Сладкая вата

Артём как обычно выступает в цирке. Под куполом носятся акробаты, пахнет жареным миндалем, лошадиным потом и пылью. Он — профессиональный клоун. Его улыбка нарисована слишком идеально, а за гримом скрывается лишь пустота. Его движения отточены годами, но в них нет веселья — только профессиональная, вымученная усталость, скрывающаяся за размашистыми, привычно-гротескными жестами.

Он вспоминает, как в детстве мечтал стать клоуном, чтобы всех веселить, чтобы видеть счастливые лица. Теперь же эти улыбки, вспыхивающие на трибунах, вызывают у него тихую, глухую тошноту.

Очередное представление закончено.
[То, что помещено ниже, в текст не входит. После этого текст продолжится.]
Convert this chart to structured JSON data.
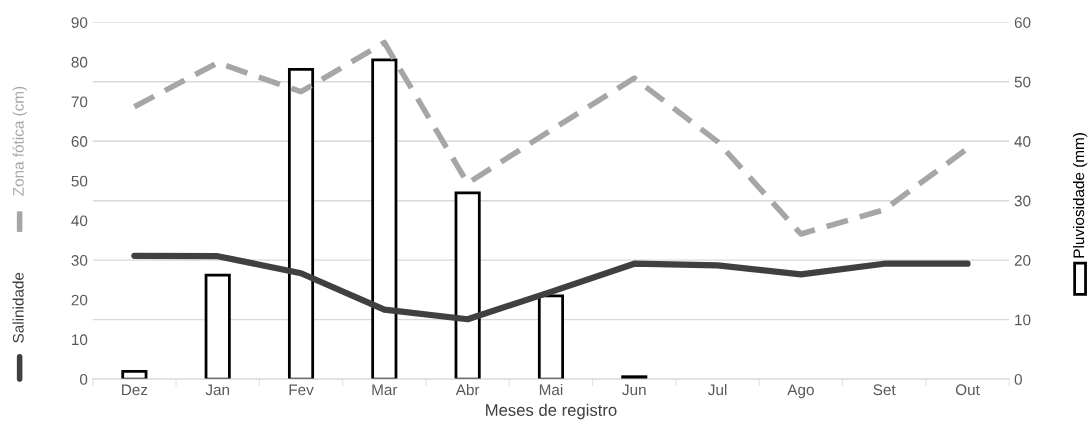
{
  "chart_data": {
    "type": "bar",
    "xlabel": "Meses de registro",
    "categories": [
      "Dez",
      "Jan",
      "Fev",
      "Mar",
      "Abr",
      "Mai",
      "Jun",
      "Jul",
      "Ago",
      "Set",
      "Out"
    ],
    "series": [
      {
        "name": "Pluviosidade (mm)",
        "axis": "y2",
        "color": "#ffffff",
        "values": [
          1.3,
          17.5,
          52.1,
          53.7,
          31.3,
          14.0,
          0.4,
          null,
          null,
          null,
          null
        ]
      },
      {
        "name": "Salinidade",
        "type": "line",
        "color": "#404040",
        "line_style": "solid",
        "values": [
          31.1,
          31.0,
          26.7,
          17.5,
          15.1,
          22.0,
          29.1,
          28.7,
          26.4,
          29.1,
          29.1
        ]
      },
      {
        "name": "Zona fótica (cm)",
        "type": "line",
        "color": "#a6a6a6",
        "line_style": "dashed",
        "values": [
          68.7,
          79.8,
          72.5,
          84.9,
          49.4,
          62.8,
          75.9,
          59.9,
          36.6,
          42.7,
          58.2
        ]
      }
    ],
    "ylim": [
      0,
      90
    ],
    "yticks": [
      0,
      10,
      20,
      30,
      40,
      50,
      60,
      70,
      80,
      90
    ],
    "y2lim": [
      0,
      60
    ],
    "y2ticks": [
      0,
      10,
      20,
      30,
      40,
      50,
      60
    ],
    "grid": "y2",
    "legend": "left"
  }
}
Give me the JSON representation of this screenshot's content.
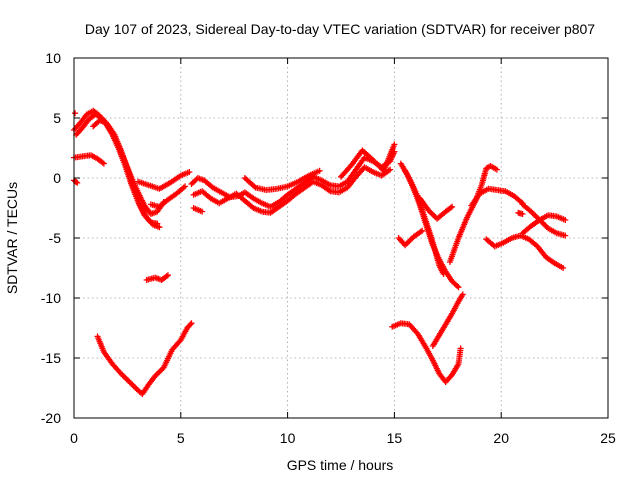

За кулисами царит привычный хаос — разносят реквизит, где-то ржёт лошадь. Он уходит, ни с кем не прощаясь, пропуская мимо ушей обрывки фраз и смех. Никто не пытается заговорить с ним — даже силач цирка, протискивающийся в узком проходе, лишь молча кивает и отводит взгляд.

Артём выходит на задворки, за фургоны, и припадает к бутылке с дешёвым ромом, даже не снимая клоунского наряда. Яркие пятна на его костюме кажутся грязными под тусклым уличным фонарём. Из-за угла появляется маленькая девочка, в руке у неё полуобгоревший сахарный петушок на палочке.
—Клоун, а что вы пьёте? — она с любопытством разглядывает бутылку. — Папа такое пьёт, когда ругается. Оно... вкусное? Можно мне попробовать?

Артём, пьяный и усталый, опешил от её наглости и этого прямого, детского вопроса. В его глазах на мгновение мелькнуло что-то живое — раздражение, смешанное с брезгливостью.
—Нет, маленькая дрянь, — сипло выдохнул он, отшатываясь. — Тебе такое рано. Иди к своей маме.

Он разворачивается и уходит, залпом допивая ром, и оставляет девочку одну в темноте. Он не видит, как её лицо искажается от обиды, как петушок падает в грязь, а её тихий плач тонет в отдалённых звуках разбираемого цирка.

На следующий день — снова выступление. Выходя на залитую светом арену, он скользит взглядом по рядам и видит в первом ряду ту самую девочку. Она не смеётся, не хлопает, не боится клоунов. Она просто сидит, сжавшись в комочек, и смотрит на него пристальным, недетским, обвиняющим взглядом — как призрак. Артёму всё равно. Он отрабатывает номер, его улыбка не дрогнет ни разу, и он уходит за кулисы ждать конца представления.

Вечер. Он смывает грим жирным кремом, снимает пёстрый костюм, идёт домой. Выпивает несколько стаканов водки и отключается на голом полу, не добравшись до кровати.

Ему снится, что он в том же клоунском наряде, тонет в бесконечной, липкой сладкой вате, как в зыбучих песках. Он задыхается, и эта слащавая масса забивает ему рот и нос.

Просыпается в леденящем поту, весь бледный. В ноздри бьёт тот самый приторный, тошнотворный запах сладкой ваты. Он с ужасом смотрит на свою руку и видит: кожа теряет форму, пальцы расплываются, превращаясь в липкую, сахарную, розовую субстанцию.

И тут он слышит за спиной тихий, девичий голосок, в котором нет ни капли детской беззаботности:
—Ну что, клоун? Вкусно?

Прежде чем он успевает что-то понять, его сознание накрывает абсолютная, беспросветная тьма. Последнее, что остаётся, — сладкий, тошнотворный запах ваты, который теперь стал запахом его распада.